The Grace of Grief - Chicago has a beautiful roadway called Lake Shore Drive. It is nearly 65 miles in length with a significant portion carrying you through the central port...
Sunday, September 13, 2009
I was at Cubs game a couple of weeks ago with my husband and three kids. It was a beautiful sunny Chicago day and it was made even lovelier by the fact that the Cubs were soundly trouncing the Mets. I grew up going to Cubs games back when only a sprinkling of seats at Wrigley might be full. It was great fun to share a vibrant and exciting team with my kids. It was a sold out game with over 40,000 people in attendance.
At the end of the game when all of us were singing, “Go Cubs Go, Go Cubs Go. Hey Chicago, what'd you say? The Cubs are gonna win today,” I looked around the stadium almost tearing up and thought, “You know, people can do it. We can come together in agreement, in peace, and in goodwill.” And even if this moment of solidarity was simply for a team it felt like no small thing.
Last night I was at a sold out Soldier Field for another favorite team, U2. It was the opening night of their U.S. concert tour. My husband and I brought our kids. We got our hotdogs and pop and settled in our seats and when we finally took in our surroundings we found we were sitting in a stadium full of families. In front of us a couple with their two sons. Behind us a family like us from the suburbs. This mom and I started comparing notes as to how many times we had seen U2, where and when. (She won. She’d seen them in ’84 in a tiny venue.)
Both our kids and our new found friends' kids rolled their eyes at our conversation and I felt my age in a new way. I did not feel crickety or like a has been. Instead, it felt like something significant was happening. It wasn’t just my husband and I who wanted to share U2’s music and message with our children. As I scanned Soldier Field I saw family after family doing the same.
Unlike the Rolling Stones or other enduring bands U2’s message is, well, different. Bono is the “every man” just trying to maneuver life warts and all, and underneath the truth of how hard life can be is the powerful message of solidarity and oneness with each other within our mutual broken humanity.
It is hard to miss these messages when a packed Soldier Field is singing them in unison.
“Every generation has a chance to change the world.”
“One life, we’ve got to do what we should.”
“We’ve got to carry each other, carry each other.”

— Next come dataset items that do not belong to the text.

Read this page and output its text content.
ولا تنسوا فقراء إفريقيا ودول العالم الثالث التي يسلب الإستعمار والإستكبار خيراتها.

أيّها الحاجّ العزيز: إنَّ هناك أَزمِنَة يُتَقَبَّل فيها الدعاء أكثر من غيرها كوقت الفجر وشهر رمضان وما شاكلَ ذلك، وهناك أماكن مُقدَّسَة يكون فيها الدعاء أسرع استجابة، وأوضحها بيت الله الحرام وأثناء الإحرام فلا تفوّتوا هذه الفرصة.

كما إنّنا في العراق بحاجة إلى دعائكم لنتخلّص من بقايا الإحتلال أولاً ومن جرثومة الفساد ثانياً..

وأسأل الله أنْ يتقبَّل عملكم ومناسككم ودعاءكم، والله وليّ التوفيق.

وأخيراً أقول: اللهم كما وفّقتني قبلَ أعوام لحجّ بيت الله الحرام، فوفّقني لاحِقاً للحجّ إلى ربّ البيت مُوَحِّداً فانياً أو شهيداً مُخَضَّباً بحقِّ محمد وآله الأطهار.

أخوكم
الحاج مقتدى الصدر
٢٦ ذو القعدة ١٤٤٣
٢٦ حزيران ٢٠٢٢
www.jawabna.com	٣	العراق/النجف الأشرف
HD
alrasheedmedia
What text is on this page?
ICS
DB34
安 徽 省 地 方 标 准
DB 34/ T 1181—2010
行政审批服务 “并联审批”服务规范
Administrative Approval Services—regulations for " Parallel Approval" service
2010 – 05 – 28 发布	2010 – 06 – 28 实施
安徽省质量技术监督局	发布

“Stand by me. Stand by me.”
This morning I read some of the reviews of the concert--like from a guy over at The Chicago Sun-Times. It is as if he and I were at different shows. I admit I am not a sophisticated critic. I am a mom and a wife and I live in the suburbs. But I am also a member of this generation who resonates deeply with U2’s message and a desire for unity in a world being torn apart. I read the review and felt bad for this cynical reporter. What a drag he couldn't enter in the joy and unity of the show. Everyone else there certainly could. There was a powerful energy in the stadium last night.
I am not a cynic and what I witnessed was a generation in agreement that cynicism and divisiveness is not what we want to be about and not what we want to pass to our children. This is why we come back and continue to fill stadiums for 25 years. Sure, the stage might be cool, but it is so much more.
All those families in the seats--the moms and dads, the sons and daughters--we were there for the music, for the shared solidarity of ideals, and to see some good old friends and familiar faces who have a message that stirs our souls. Not to mention, it is just good rock and roll fun!
Bono and U2 have made real contributions to our global generation in the fight against poverty and disease and injustice. Who can argue with that? Who would want to? Bono and friends started ONE, www.one.org, a powerful expression of these ideals. If U2 has shown us anything it is that these messages are not simply happy sentiments that make a good song. They are universal truths that make a good world.